Insurance can be difficult to find - Most conventional carriers (allstate, progressive, gieco, etc.) won't insure a bus conversion at all. GMAC is the go-to insurance company for bus conversions but they'll usually only give you liability coverage. GMAC liability-only insurance for my E-450 based shuttle bus is $230/6 months. Full coverage wasn't an option.
Repairs are expensive - These are heavy duty vehicles and parts can be expensive and difficult to find. Most schoolies and shuttle busses that come on the market are being sold because they have exceeded some arbitrary service life (either in years or miles driven) or because they are in need of lots of repairs. However, if you shop carefully you can find good, low-to-medium mileage vehicles but budget for repairs. Diesels, in particular take A LOT of oil, coolant and trans fluid; often triple what a passenger car takes, and the vehicle you get will likely need a good going over right away. The cost of 6 big tires and a brake job will make your eyes pop. If you can do the repairs and maintenance yourself the cost goes way down but the price is still considerable.
Everything takes way longer than you imagine - Seems like everything I want to do requires three trips to the parts store or home center. Parts need to be ordered. Rain, snow and heat will slow you down. Family stuff intrudes. Motivation comes and goes. Make your best estimate then double it.
Everything is more expensive than you planned - It's fairly easy to estimate the big stuff, but the little stuff (fasteners, adhesive, insulation, lumber) really adds up. I say again, make your best estimate then double it.
Towing can be a problem - Big vehicles need big tow trucks.
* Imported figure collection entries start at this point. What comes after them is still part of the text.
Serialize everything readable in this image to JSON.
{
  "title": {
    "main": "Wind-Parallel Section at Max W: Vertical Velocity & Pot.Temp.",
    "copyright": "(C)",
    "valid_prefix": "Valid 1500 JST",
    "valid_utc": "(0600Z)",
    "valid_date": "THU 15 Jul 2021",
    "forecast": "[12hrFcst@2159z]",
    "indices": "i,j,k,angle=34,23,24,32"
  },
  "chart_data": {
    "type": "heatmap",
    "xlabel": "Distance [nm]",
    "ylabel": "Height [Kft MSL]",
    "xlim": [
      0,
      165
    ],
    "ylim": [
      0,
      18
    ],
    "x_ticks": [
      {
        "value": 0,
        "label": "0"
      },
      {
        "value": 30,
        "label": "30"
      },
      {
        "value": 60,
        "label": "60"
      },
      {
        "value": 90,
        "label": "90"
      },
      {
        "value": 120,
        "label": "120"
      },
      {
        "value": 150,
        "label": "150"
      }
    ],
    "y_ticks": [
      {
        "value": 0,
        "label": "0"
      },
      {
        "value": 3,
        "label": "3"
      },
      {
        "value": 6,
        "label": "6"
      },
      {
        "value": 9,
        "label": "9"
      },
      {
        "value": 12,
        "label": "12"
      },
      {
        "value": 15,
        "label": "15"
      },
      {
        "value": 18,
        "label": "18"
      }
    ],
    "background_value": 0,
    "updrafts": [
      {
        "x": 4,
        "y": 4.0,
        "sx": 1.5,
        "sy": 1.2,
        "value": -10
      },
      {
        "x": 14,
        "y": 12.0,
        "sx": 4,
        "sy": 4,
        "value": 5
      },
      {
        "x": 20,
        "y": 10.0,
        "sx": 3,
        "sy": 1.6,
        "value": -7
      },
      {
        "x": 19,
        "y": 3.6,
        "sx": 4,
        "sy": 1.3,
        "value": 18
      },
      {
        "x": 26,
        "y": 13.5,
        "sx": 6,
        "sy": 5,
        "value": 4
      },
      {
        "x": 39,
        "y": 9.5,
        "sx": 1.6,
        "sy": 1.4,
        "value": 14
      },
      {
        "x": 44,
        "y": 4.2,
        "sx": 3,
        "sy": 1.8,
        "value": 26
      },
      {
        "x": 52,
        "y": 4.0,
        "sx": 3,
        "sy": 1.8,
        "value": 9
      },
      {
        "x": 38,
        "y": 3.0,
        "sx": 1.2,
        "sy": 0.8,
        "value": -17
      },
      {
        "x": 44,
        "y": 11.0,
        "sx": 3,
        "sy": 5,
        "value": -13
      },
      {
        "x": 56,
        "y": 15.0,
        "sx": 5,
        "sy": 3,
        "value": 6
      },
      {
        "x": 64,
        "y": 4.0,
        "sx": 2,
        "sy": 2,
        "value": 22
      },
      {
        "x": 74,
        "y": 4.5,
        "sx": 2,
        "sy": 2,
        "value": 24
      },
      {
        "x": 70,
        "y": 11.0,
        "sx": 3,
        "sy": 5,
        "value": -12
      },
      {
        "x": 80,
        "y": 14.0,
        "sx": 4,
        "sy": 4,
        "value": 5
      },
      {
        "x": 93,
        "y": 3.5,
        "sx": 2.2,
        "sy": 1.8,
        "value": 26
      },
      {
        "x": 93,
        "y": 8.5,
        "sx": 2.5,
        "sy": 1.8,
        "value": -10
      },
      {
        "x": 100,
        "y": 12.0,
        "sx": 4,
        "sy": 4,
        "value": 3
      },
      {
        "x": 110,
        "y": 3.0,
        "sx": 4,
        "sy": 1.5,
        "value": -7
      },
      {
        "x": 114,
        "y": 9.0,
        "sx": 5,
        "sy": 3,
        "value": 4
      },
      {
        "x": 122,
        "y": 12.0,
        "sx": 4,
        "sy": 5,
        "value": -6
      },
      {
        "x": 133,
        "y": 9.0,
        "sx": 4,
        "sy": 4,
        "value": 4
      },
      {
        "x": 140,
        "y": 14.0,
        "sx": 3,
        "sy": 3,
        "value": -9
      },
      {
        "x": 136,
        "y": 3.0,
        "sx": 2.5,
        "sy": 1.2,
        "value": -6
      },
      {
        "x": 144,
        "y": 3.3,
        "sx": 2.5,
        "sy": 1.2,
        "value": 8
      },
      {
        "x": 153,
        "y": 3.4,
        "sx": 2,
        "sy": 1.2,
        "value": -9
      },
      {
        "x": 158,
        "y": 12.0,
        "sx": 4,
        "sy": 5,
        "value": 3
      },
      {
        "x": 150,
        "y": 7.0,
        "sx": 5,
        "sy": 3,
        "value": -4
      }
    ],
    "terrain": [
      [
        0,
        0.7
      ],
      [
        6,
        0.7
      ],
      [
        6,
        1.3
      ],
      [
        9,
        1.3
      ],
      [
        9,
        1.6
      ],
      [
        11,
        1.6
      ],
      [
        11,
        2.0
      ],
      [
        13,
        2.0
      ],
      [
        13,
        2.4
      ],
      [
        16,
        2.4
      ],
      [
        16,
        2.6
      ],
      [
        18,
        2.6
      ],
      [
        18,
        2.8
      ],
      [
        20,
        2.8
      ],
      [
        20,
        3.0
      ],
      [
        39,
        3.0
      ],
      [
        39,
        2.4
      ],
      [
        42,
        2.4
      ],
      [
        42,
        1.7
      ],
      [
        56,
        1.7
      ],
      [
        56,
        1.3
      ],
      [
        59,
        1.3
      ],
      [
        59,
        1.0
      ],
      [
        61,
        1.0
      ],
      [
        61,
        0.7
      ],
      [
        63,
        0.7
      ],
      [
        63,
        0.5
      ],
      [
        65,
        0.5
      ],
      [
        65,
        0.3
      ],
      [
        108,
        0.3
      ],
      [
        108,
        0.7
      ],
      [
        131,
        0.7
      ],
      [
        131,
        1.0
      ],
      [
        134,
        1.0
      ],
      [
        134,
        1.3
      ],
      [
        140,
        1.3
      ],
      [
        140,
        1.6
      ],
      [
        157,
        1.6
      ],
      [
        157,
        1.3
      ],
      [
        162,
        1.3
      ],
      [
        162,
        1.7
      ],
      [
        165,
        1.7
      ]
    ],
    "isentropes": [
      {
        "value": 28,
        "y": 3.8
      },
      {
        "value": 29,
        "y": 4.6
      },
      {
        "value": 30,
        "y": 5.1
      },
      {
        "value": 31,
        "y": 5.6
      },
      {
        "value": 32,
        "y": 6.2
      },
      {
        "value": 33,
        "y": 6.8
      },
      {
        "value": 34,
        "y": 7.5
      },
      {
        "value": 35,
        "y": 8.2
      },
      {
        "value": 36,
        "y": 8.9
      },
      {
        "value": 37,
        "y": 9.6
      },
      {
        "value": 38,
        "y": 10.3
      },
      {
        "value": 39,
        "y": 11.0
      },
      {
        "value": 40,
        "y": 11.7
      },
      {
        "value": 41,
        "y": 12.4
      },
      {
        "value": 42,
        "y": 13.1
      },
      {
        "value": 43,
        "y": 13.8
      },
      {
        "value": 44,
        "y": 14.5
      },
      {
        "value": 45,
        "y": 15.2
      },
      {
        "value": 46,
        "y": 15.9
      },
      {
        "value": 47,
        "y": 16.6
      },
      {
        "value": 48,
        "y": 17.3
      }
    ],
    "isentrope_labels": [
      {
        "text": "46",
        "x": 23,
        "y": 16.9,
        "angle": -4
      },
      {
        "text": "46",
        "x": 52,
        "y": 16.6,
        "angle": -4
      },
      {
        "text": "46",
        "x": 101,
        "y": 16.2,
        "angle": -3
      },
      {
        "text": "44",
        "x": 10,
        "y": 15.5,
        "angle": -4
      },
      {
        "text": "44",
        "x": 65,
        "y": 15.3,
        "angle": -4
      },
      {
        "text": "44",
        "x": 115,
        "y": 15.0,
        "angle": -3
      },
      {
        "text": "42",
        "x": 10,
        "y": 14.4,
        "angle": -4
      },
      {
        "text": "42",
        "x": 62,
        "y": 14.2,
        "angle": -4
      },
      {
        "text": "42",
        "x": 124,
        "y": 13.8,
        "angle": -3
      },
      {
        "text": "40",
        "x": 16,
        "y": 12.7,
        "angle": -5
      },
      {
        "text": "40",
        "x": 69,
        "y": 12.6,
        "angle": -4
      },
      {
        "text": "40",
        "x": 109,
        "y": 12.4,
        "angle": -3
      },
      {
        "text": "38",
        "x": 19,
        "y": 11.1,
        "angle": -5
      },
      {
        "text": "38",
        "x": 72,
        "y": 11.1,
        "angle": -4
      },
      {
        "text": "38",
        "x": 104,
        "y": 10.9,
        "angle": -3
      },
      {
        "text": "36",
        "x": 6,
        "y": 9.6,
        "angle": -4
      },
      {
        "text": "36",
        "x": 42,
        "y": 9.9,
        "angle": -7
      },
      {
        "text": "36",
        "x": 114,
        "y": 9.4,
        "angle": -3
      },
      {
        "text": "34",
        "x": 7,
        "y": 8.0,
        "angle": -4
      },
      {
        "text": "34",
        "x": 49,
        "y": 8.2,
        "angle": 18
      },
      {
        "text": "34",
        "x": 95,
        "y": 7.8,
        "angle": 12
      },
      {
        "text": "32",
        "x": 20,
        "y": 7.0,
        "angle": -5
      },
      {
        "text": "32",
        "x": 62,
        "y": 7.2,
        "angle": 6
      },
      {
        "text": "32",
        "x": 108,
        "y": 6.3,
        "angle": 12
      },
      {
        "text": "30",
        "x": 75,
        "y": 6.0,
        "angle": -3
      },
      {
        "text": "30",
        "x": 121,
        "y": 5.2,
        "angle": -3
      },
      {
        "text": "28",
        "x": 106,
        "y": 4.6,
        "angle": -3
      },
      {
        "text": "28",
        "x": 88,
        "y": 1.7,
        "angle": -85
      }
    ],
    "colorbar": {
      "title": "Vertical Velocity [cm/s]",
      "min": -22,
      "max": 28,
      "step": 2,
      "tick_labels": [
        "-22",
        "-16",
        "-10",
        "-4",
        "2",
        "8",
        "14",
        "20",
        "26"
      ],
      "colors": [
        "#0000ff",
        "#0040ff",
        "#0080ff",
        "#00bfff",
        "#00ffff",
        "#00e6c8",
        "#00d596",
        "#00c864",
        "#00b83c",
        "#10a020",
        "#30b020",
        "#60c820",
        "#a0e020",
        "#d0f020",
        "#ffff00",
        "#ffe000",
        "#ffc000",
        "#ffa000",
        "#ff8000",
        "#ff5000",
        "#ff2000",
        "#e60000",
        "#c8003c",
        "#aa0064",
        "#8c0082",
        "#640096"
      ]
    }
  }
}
AAA and Good Sam both have RV towing programs that are generally well rated. If you're going to be traveling a lot, calling an 800 number is way easier than trying to find the nearest tow truck out in BFE.
With all that said, if you step into the schoolie world with your eyes open it can be very rewarding. You're taking the proverbial sows ear and making it into a silk purse. That, to me, is very attractive. You'll also never have the feeling there's nothing to do.